Dringender Fall bei der gerichtlichen Bestellung von Aufsichtsratsmitgliedern im Sinne des § 104 Abs. S. 2 AktG

Das OLG Frankfurt a. M. hat mit seinem Beschluss vom 13. Januar 2022 (Az. 20 W 5/22) eine wichtige Entscheidung hinsichtlich der gerichtlichen Bestellung von Aufsichtsratsmitgliedern bei Vakanz getroffen und bei einer Übernahmesituation einen dringenden Fall gem. § 104 Abs. S. 2 AktG angenommen.

Sachverhalt

Bei einer außerordentlichen Hauptversammlung einer Bank sind drei der ursprünglich zwölf Aufsichtsratsmitglieder abgewählt worden. Die Wahl dreier neu vorgeschlagener Aufsichtsratsmitglieder wurde jedoch abgelehnt. Der Aufsichtsrat bestand seitdem nur noch aus neun Mitgliedern, wobei es sich um fünf Anteilseigner- und vier Arbeitnehmervertreter handelte, statt den satzungsmäßig vorgeschriebenen zwölf Mitgliedern (acht Anteilseigner-und vier Arbeitnehmervertreter). Daraufhin beantragte unter anderem der Aufsichtsratsvorsitzende eine gerichtliche Bestellung von Nachfolgern für die ausgeschiedenen Aufsichtsratsmitglieder gemäß § 104 Abs. S. 2 AktG. Die Anträge wurden von dem Amtsgericht Wiesbaden mit dem Hinweis des Nichtvorliegens eines dringenden Falles nach § 104 Abs. S. 2 AktG abgelehnt.

Entscheidung

In seiner Entscheidung bestätigte das Oberlandesgericht, dass die Antragssteller zu Recht von dem Vorliegen eines Falles gemäß § 104 Abs. S. 2 AktG ausgegangen sind und die Frist von drei Monaten gemäß § 104 Abs. S. 1 AktG demnach nicht einzuhalten war.
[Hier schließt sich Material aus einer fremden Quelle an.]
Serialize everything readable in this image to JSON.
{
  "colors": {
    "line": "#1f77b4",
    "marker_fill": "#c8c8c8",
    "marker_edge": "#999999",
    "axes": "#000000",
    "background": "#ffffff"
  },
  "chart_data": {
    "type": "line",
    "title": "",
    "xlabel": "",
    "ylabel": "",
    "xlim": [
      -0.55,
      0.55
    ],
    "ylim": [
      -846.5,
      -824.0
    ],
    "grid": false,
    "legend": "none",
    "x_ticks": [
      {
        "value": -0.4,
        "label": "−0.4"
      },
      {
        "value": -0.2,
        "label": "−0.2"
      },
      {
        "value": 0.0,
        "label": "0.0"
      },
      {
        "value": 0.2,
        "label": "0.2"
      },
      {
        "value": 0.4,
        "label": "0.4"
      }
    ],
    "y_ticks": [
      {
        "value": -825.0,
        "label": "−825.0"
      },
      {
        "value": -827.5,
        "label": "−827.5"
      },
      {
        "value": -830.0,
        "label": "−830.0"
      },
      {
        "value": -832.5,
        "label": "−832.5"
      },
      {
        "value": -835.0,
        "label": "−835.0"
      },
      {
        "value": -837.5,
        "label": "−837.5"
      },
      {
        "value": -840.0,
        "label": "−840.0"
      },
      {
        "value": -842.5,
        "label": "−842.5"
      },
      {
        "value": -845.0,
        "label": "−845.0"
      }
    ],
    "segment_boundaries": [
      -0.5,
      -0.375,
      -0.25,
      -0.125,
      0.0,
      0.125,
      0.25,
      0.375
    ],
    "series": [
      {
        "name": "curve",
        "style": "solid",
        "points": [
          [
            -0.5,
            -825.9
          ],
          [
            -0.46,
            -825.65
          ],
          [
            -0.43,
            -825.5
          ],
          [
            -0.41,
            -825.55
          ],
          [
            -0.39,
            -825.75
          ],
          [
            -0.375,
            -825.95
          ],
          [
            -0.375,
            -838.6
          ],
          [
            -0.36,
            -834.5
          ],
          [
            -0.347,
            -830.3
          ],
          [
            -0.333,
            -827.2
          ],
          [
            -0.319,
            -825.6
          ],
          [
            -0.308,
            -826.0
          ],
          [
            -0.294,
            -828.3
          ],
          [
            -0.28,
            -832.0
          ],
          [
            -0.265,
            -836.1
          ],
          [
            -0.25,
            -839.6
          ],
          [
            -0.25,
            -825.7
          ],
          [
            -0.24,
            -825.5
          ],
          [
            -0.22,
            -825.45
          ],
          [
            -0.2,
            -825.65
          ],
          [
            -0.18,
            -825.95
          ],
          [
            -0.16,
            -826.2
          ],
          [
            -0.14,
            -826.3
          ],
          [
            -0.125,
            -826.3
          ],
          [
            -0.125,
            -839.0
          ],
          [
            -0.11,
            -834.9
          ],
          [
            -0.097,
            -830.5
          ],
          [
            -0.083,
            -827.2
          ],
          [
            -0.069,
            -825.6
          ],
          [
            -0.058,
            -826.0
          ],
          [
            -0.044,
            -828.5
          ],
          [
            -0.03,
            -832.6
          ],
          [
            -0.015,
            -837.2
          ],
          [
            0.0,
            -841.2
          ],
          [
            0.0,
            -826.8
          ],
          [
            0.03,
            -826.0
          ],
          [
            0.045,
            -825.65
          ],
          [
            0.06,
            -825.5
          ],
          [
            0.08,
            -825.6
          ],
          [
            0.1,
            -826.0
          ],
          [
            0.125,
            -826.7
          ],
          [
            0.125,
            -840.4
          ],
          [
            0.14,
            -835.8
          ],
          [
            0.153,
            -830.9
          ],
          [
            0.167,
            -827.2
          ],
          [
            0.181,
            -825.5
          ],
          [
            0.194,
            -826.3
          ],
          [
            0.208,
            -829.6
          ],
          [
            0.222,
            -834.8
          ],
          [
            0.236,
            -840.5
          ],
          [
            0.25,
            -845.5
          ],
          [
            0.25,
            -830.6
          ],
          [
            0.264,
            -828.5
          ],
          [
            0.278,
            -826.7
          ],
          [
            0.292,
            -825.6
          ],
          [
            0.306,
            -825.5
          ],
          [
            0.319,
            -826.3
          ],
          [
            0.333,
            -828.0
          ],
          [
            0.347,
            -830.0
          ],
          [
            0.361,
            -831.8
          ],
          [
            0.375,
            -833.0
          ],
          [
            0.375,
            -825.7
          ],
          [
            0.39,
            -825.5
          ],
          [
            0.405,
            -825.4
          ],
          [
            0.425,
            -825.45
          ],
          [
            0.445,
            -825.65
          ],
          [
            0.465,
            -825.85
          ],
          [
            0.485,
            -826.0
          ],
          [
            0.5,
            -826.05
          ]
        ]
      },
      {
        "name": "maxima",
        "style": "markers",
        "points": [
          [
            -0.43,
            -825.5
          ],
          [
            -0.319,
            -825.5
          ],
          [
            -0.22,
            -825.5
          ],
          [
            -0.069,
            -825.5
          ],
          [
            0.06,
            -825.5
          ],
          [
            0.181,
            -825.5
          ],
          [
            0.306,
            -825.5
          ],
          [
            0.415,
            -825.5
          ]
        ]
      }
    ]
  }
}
Das Gericht begründete seine Entscheidung mit der Tatsache, dass seit einiger Zeit ein Übernahmegebot im Raum stehe. Bereits dieser Umstand rechtfertige es, dass der Aufsichtsrat der Bank nicht nur beschlussfähig, sondern auch vollständig besetzt sein müsse. Das Übernahmeangebot sei entscheidend für die Zukunft der Bank und es erfordere, dass der Aufsichtsrat auch in Form seiner Aufgabe als Überwachungsorgan der Geschäftsführung vollständig besetzt sei. Dabei betonte das Oberlandesgericht, das dies insbesondere auch voraussetze, dass das normale Verhältnis der den Aufsichtsrat repräsentierenden Gruppen von Anteilseignervertretern und Arbeitnehmervertretern gegeben sei. Eine Übernahmesituation stelle somit eine typische Situation eines dringenden Falles nach § 104 Abs. S. 2 AktG dar.

Daneben führte das Gericht aus, dass die Ablehnungsbegründung des Amtsgerichtes, die Annahme eines Übernahmeangebotes obliege nicht der Gesellschaft und dem Aufsichtsrat, für die Entscheidung eines dringenden Falles unerheblich sei.

Praxis

Mit seinem Beschluss entschied das OLG Frankfurt a. M., was einen wichtigen Grund i. S. d. § 104 Abs. S. 2 AktG für die gerichtliche Bestellung von Aufsichtsratsmitgliedern vor Ablauf der Frist nach § 104 Abs. S. 1 AktG darstellt. Durch diesen Beschluss können die Antragsberechtigten bereits vor einer Antragsstellung gem. § 104 Abs. S. 2 AktG im Falle einer Übernahmesituation davon ausgehen, dass ihrem Antrag stattgegeben wird.